Bug #5081 UCS2 fields are filled with '0x2020' after extending field length
Submitted: 18 Aug 2004 4:13 Modified: 19 Aug 2004 13:13
Reporter: Shuichi Tamagawa Email Updates:
Status: Closed Impact on me:
None 
Category:MySQL Server Severity:S2 (Serious)
Version:4.1.3-beta OS:Windows (WinXP Pro / SuSE Linux 9.0)
Assigned to: Alexander Barkov CPU Architecture:Any

[18 Aug 2004 4:13] Shuichi Tamagawa
Description:
If the character set of the field is UCS2 and the field length is extend by 'ALTER TABLE' statement, the extended part are filled with '0x2020'.

How to repeat:
mysql> show variables like 'char%';
+--------------------------+----------------------------------------------+
| Variable_name            | Value                                        |
+--------------------------+----------------------------------------------+
| character_set_client     | ujis                                         |
| character_set_connection | ujis                                         |
| character_set_database   | ucs2                                         |
| character_set_results    | ujis                                         |
| character_set_server     | ucs2                                         |
| character_set_system     | utf8                                         |
| character_sets_dir       | /usr/local/mysql/41030/share/mysql/charsets/ |
+--------------------------+----------------------------------------------+
7 rows in set (0.01 sec)

mysql> create table t1(a char(1)) default charset = ucs2;
Query OK, 0 rows affected (0.14 sec)

mysql> insert into t1 values ('a'),('b'),('c');
Query OK, 3 rows affected (0.01 sec)
Records: 3  Duplicates: 0  Warnings: 0
mysql> select * from t1;
+------+
| a    |
+------+
| a    |
| b    |
| c    |
+------+
3 rows in set (0.00 sec)

mysql> alter table t1 modify a char(5);
Query OK, 3 rows affected (0.48 sec)
Records: 3  Duplicates: 0  Warnings: 0

mysql> select a, hex(a) from t1;
+-----------+----------------------+
| a         | hex(a)               |
+-----------+----------------------+
| a†††† | 00612020202020202020 |
| b†††† | 00622020202020202020 |
| c†††† | 00632020202020202020 |
+-----------+----------------------+
3 rows in set (0.05 sec)

Suggested fix:
Leave the extended part blank.
[18 Aug 2004 21:10] MySQL Verification Team
This is expected behaviour.

0x20202020 blanks. 

Take a look at Field_string::store()
[18 Aug 2004 22:27] Shuichi Tamagawa
Example: character set = ucs2

Attachment: ucs2.JPG (image/pjpeg, text), 59.12 KiB.

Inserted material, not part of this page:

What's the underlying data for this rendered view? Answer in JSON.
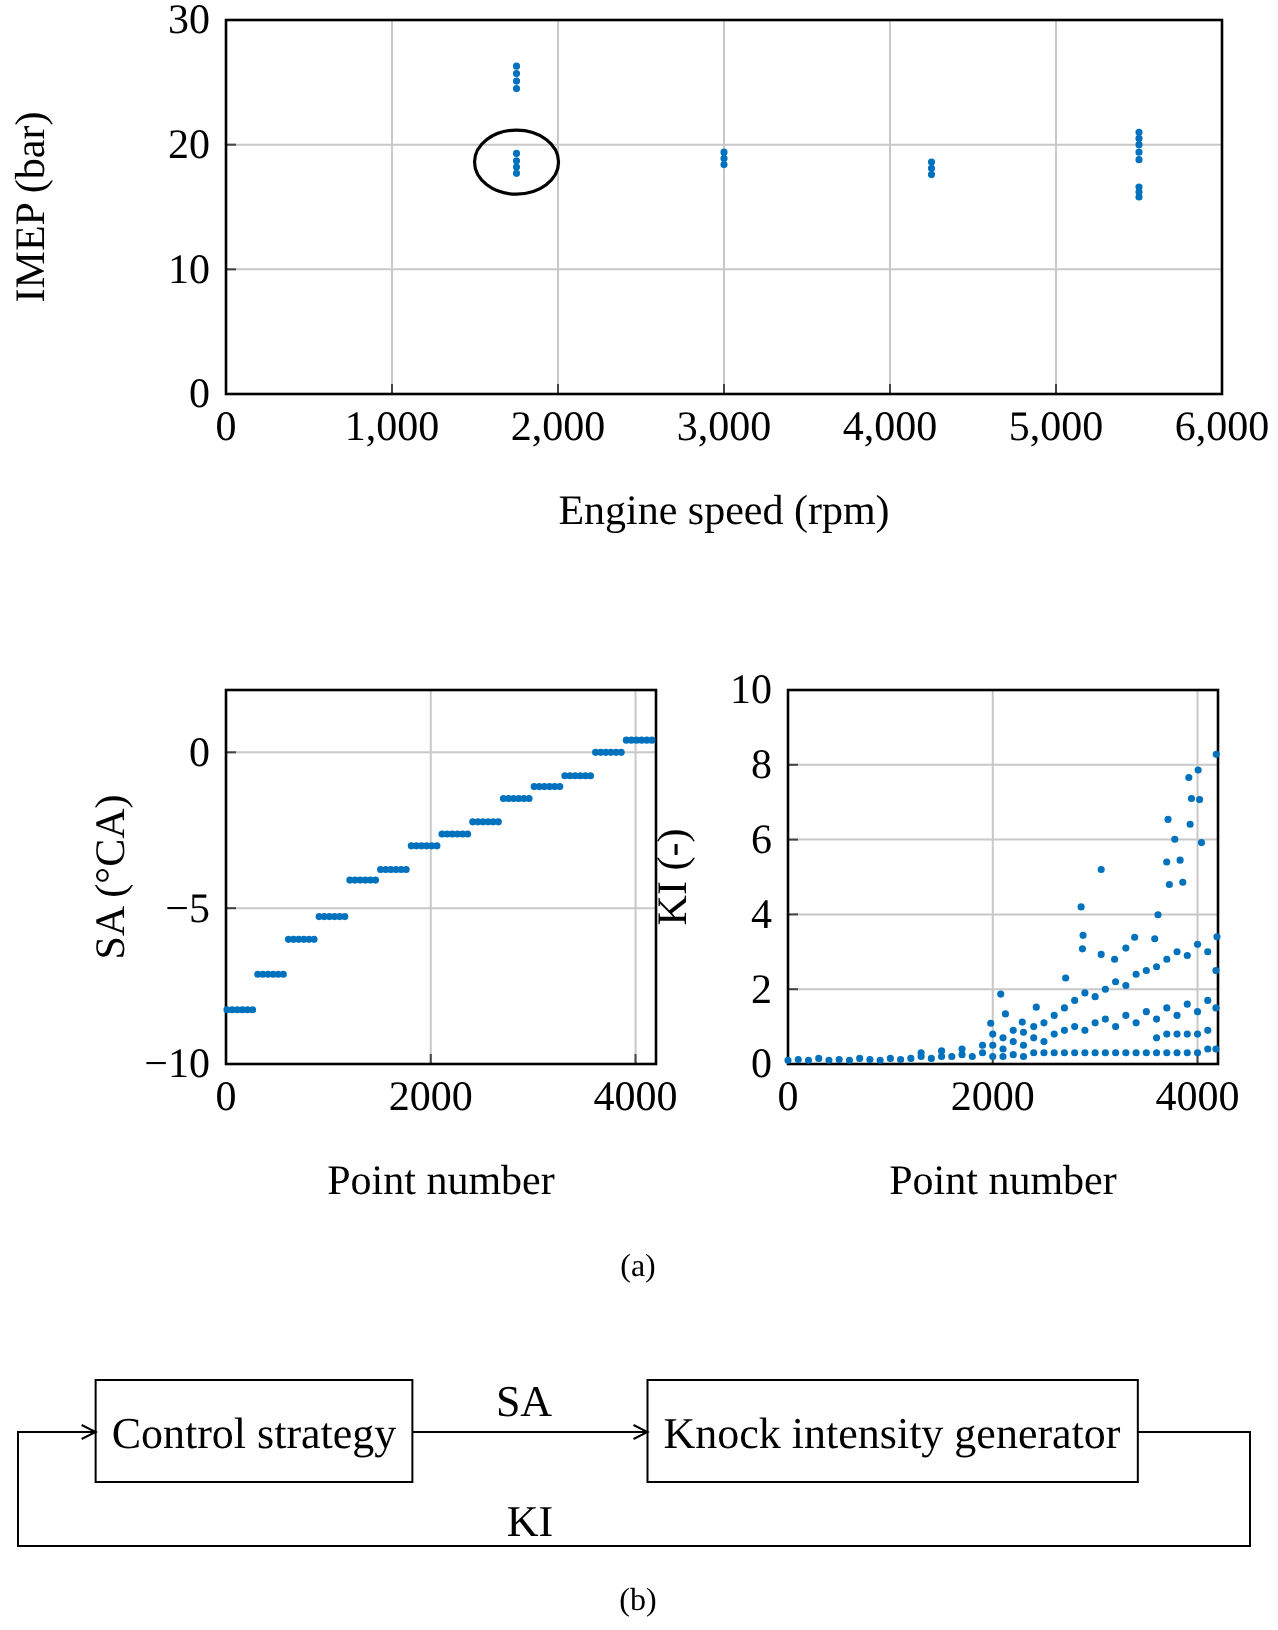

[18 Aug 2004 22:27] Shuichi Tamagawa
Example: character set = utf8

Attachment: utf8.JPG (image/pjpeg, text), 52.54 KiB.

[18 Aug 2004 22:27] Shuichi Tamagawa
Example: character set = latin1

Attachment: latin1.JPG (image/pjpeg, text), 56.12 KiB.

[18 Aug 2004 22:40] Shuichi Tamagawa
Please take a look at the attached files(ucs2.jpg). You can see that 0x2020 is not blank. There should be no filler like tha case of other character set(utf8.jpg, latin1.jpg).
[18 Aug 2004 23:51] Sergei Golubchik
I still think that the filler should be a space as in any other charset - that is 0x0020 in UCS2 :)

0x2020 is "Dagger" character
[18 Aug 2004 23:52] Sergei Golubchik
oops, I was replying to the Sinisa.
Shuichi, you're right, of course
[19 Aug 2004 13:13] Alexander Barkov
Thank you for your bug report. This issue has been committed to our
source repository of that product and will be incorporated into the
next release.

If necessary, you can access the source repository and build the latest
available version, including the bugfix, yourself. More information 
about accessing the source trees is available at
    http://www.mysql.com/doc/en/Installing_source_tree.html